Tetrafluoroethylene

Administrative data

Endpoint:

basic toxicokinetics in vitro / ex vivo

Type of information:

experimental study

Adequacy of study:

supporting study

Reliability:

2 (reliable with restrictions)

Rationale for reliability incl. deficiencies:

other: Study well documented, meets generally accepted scientific principles, acceptable for assessment

Data source

Materials and methods

Test material

Test animals

Details on test animals or test system and environmental conditions:

Female F344 rats (150 - 180g) and femal B6C3F1 mice (18 -20g) were obtained from Harlan Olac UK. The clinical condition of all animals was monitored prior to the start of the experiments and any animal showing adverse clinical signs was removed.
The animals received Rat and Mouse Number 1 (RM1) pelleted diet from special Diet

Results and discussion

Metabolite characterisation studies

Metabolites identified:

yes

Details on metabolites:

S-(1,1,2,2-tetrafluoroethyl)-glutathione
S-(1,1,2,2-tetrafluoroethyl)-cysteine
N-acetyl-S-(1,1,2,2-tetrafluoro)-L-cysteine

Any other information on results incl. tables

Table A: Metabolism of TFE and its cysteine conjugates in liver and kidney fractions from rats, mice and humans

	GSTa	C-S lyaseb		N-acetyl transferaseb		Acylasec
Organ/	Vi	Km	Vmax	Km	Vmax	Km	Vmax
Species	(nmol/min/	(mM)	(nmol/min/	(mM)	(nmol/min/	(mM)	(nmol/min/
	mg protein)		mg protein)		mg protein)		mg protein)
Liver
Rat	94	2.0	5.9	2.0	3.9	0.3	37
Mouse	79	3.0	40	7.0	69	0.2	18
Human	87	5.4	1.7	4.9	3.5	0.3	48
Kidney
Rat	ND	2.6	21.9	2.9	91	0.4	216
Mouse	ND	5.9	4.0	9.0	48	1.0	248
Human	ND	5.0	3.4	4.2	56	0.4	91

^aGlutathione S-transferase (GST) activity was measured with TFE

^bC-S lyase and N-acetyl transferase activities were measured with S-(1,1,2,2 -tetrafluoroethyl)-L-cysteine

^cAcylase activity was measured with N-acetyl-S-(1,1,2,2 -tetrafluoroethyl)-L-cysteine

ND: not determined

Applicant's summary and conclusion

Conclusions:

The results suggest that the human kidney is at significantly less risk from the potentially adverse effects of TFE than the rat kidney. Comparisons of the same metabolic rates in mouse and human liver also leads to the conclusion that the risks to human liver are significantly lower than those to mouse liver following exposure to TFE.

Executive summary:

Tetrafluoroethylene (TFE) is metabolised by glutathione conjugation and the ß-lyase and mercapturic acid pathways. The major metabolic steps in these pathways, the conjugation of TFE with glutathione, the metabolism of S-(1,1,2,2 -tetrafluoroethyl)-L-cysteine (TFE-Cys), by ß-Lyase, the N-acetylation of TFE-Cys by N-acyl transferases, and the de-acylation of N-acetyl-S-(1,1,2,2 -tetrafluoroethyl)-L-cysteine (TFE-NAC) by acylases, have been compared in vitro in rat, mouse and human liver and kidney fractions.

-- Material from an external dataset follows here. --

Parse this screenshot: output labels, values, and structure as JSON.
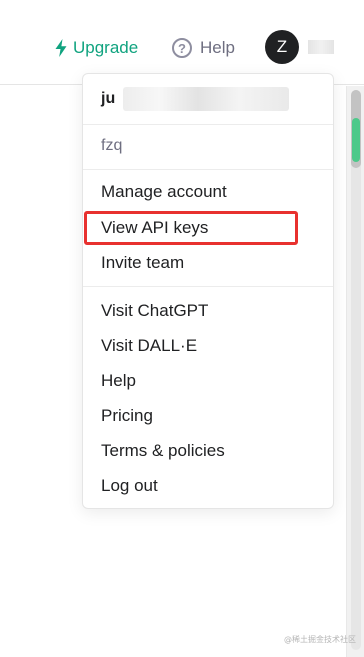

Glutathione conjugation of TFE in the liver was comparable in all three species. The highest ß-lyase activities were found in mouse liver and rat kidney, the target organs in the NTP cancer bioassay. Human ß-lyase activities were significantly lower, the rate in human liver being 23 -fold lower than that in mouse liver and in human kidney, 6 -fold lower than that in rat kidney. N-acetyl transferase activity was heavily localised in the kidney in rats and humans but in the mouse the liver had the highest activity. Acylase activity was also concentrated in the kidney with the activity in rodents approximately double that in the human kidney. Overall, these results suggest that the human kidney is at significantly less risk from the potentially adverse effects of TFE than the rat kidney. Comparisons of the same metabolic rates in mouse and human liver also leads to the conclusion that the risks to human liver are significantly lower than those to mouse liver following exposure to TFE.